Genetic testing is an important element of a COA. Market-named “strains” have no consistency from producer to producer or even crop to crop and are therefore an unreliable method of achieving a reliable cannabis experience. The genetic makeup of cannabis cultivars is much more critical for achieving specific effects and for cultivators seeking to grow strains to address various concerns.
Microbiological testing checks for mold or mildew content and is one of the most commonly required tests in state-regulated cannabis programs. Microbes can lead to the development of harmful mycotoxins. Testing can help identify the presence of these before a product arrives at a dispensary.
Synthetic cannabinoids are artificial chemicals created to emulate the psychoactive experience of THC. They are sometimes mixed into various cannabis products or added to CBD to produce a “high.”
Some synthetic cannabinoids are much more potent than THC, and the body is ill-equipped to metabolize them. Safe CBD products should therefore include lab tests that verify the absence of anything but naturally occurring cannabinoids and plant materials.
Extractors often use solvents such as ethanol or BHO when creating cannabis concentrates to separate cannabinoids and terpenes from plant material. However, sometimes leftover solvents can remain in a product that isn’t adequately purified, which can put consumer health at risk. Most states require testing and results for residual solvents before dispensaries can sell the products.
Most states regulate pesticide use and require lab testing, though which pesticides and to what extent varies. However, cannabis absorbs and retains pesticides more than other plants, which presents a risk to consumers ingesting a product with lingering chemicals. A certificate of analysis will confirm if pesticide levels in a test product exceed those safe for human consumption.
Heavy metals can often exist in soil, water and other materials used to cultivate or process cannabis. Cannabis can be easily impacted by heavy metals such as lead or nickel at any stage of the process. As such, heavy metal testing is typically required by state law.

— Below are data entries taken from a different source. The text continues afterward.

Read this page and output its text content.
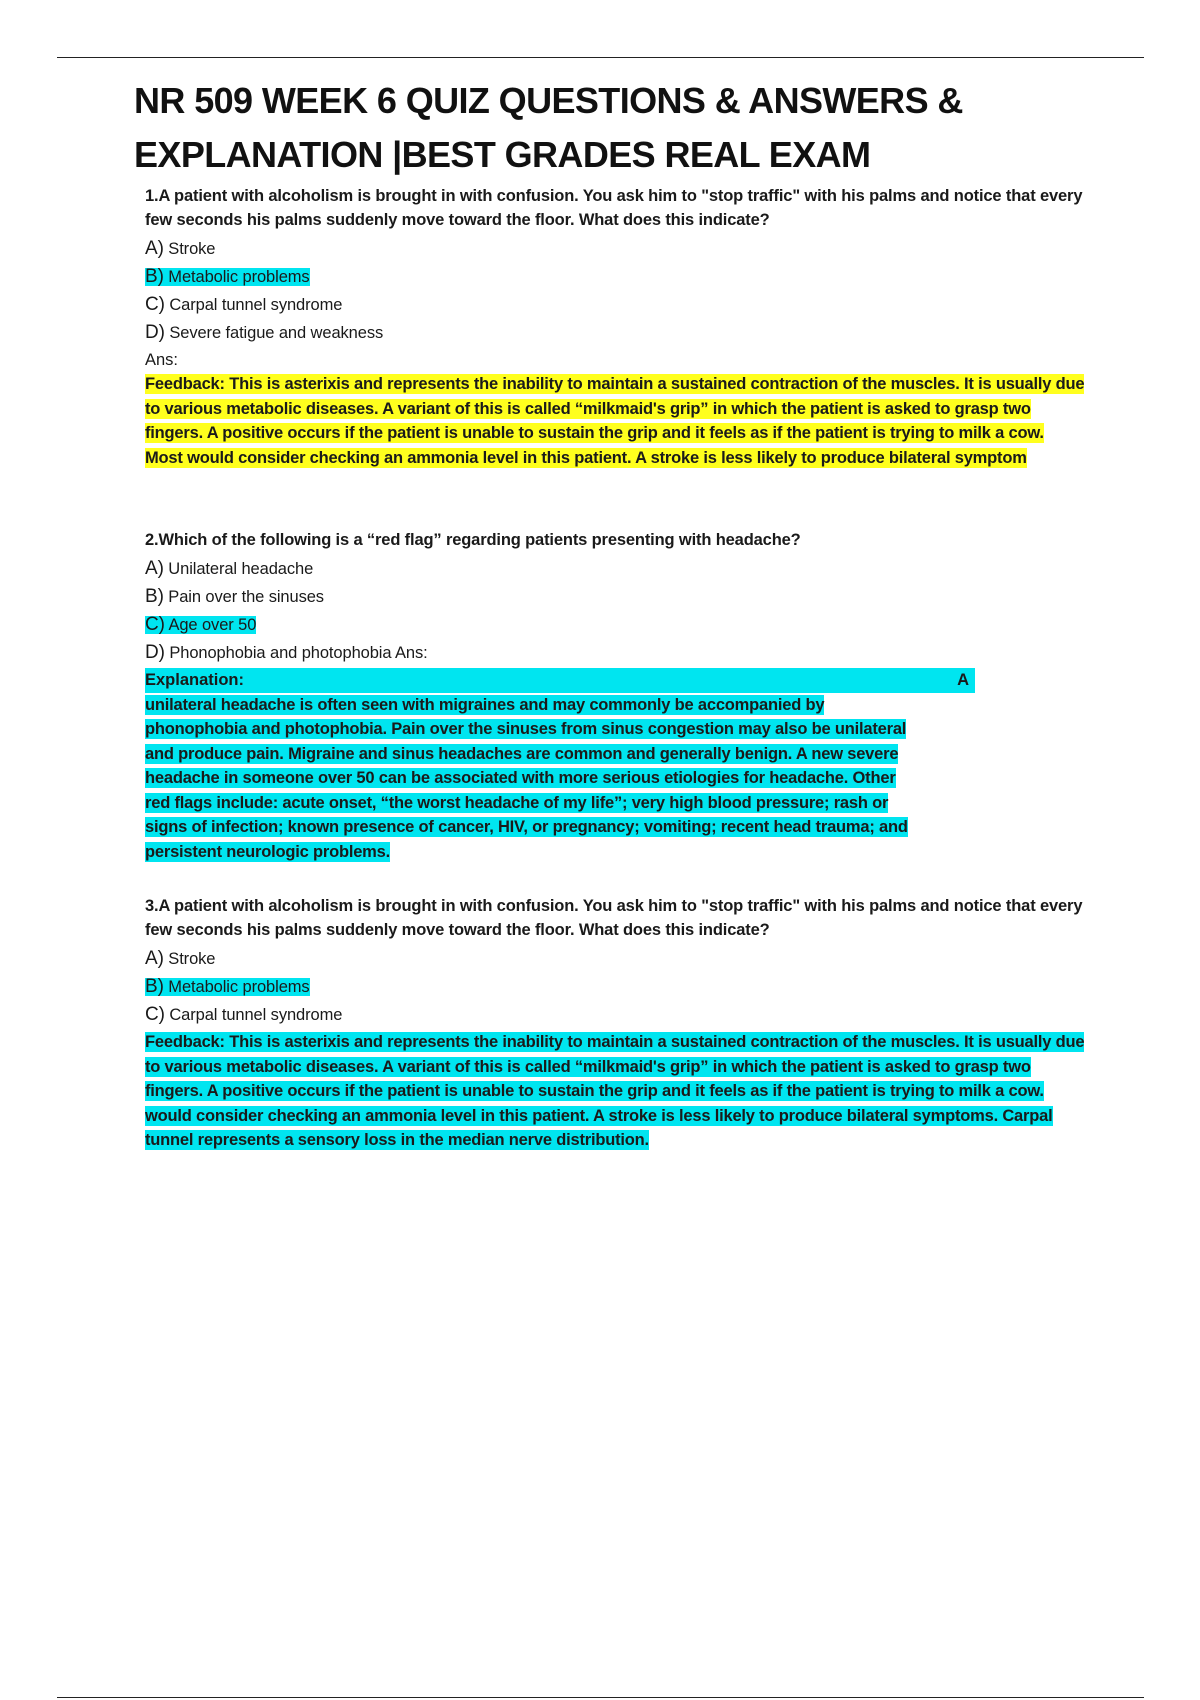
NR 509 WEEK 6 QUIZ QUESTIONS & ANSWERS & EXPLANATION |BEST GRADES REAL EXAM

1.A patient with alcoholism is brought in with confusion. You ask him to "stop traffic" with his palms and notice that every few seconds his palms suddenly move toward the floor. What does this indicate?

A) Stroke

B) Metabolic problems

C) Carpal tunnel syndrome

D) Severe fatigue and weakness

Ans:

Feedback: This is asterixis and represents the inability to maintain a sustained contraction of the muscles. It is usually due to various metabolic diseases. A variant of this is called “milkmaid's grip” in which the patient is asked to grasp two fingers. A positive occurs if the patient is unable to sustain the grip and it feels as if the patient is trying to milk a cow. Most would consider checking an ammonia level in this patient. A stroke is less likely to produce bilateral symptom

2.Which of the following is a “red flag” regarding patients presenting with headache?

A) Unilateral headache

B) Pain over the sinuses

C) Age over 50

D) Phonophobia and photophobia Ans:

Explanation:	A
unilateral headache is often seen with migraines and may commonly be accompanied by
phonophobia and photophobia. Pain over the sinuses from sinus congestion may also be unilateral
and produce pain. Migraine and sinus headaches are common and generally benign. A new severe
headache in someone over 50 can be associated with more serious etiologies for headache. Other
red flags include: acute onset, “the worst headache of my life”; very high blood pressure; rash or
signs of infection; known presence of cancer, HIV, or pregnancy; vomiting; recent head trauma; and
persistent neurologic problems.

3.A patient with alcoholism is brought in with confusion. You ask him to "stop traffic" with his palms and notice that every few seconds his palms suddenly move toward the floor. What does this indicate?

A) Stroke

B) Metabolic problems

C) Carpal tunnel syndrome

Feedback: This is asterixis and represents the inability to maintain a sustained contraction of the muscles. It is usually due to various metabolic diseases. A variant of this is called “milkmaid's grip” in which the patient is asked to grasp two fingers. A positive occurs if the patient is unable to sustain the grip and it feels as if the patient is trying to milk a cow. would consider checking an ammonia level in this patient. A stroke is less likely to produce bilateral symptoms. Carpal tunnel represents a sensory loss in the median nerve distribution.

Some, but not all, COAs may include a section for water activity. The moisture content of a cannabis product refers to the total amount of water in the product. Higher water activity (above 0.85) means a greater likelihood of microorganisms appearing and will require refrigeration. Mid-range water activity (0.60-0.85) won’t need to be refrigerated but will have a limited shelf life. Anything below 0.6 will not require refrigeration.
Terms to Understand
- COA: Certificate of authenticity
- LOQ: Limit of quantification
- LOD: Limit of detection
The Bottom Line: Why Buying Products with a Certificate of Analysis Is Vital
COAs are essential for building trust between brands and consumers. The transparency they provide is vital for both compliance and reputation. Medical patients and recreational consumers alike can rest assured that they’re purchasing a high-quality product with the correct potency, terpenes and purity they’d want.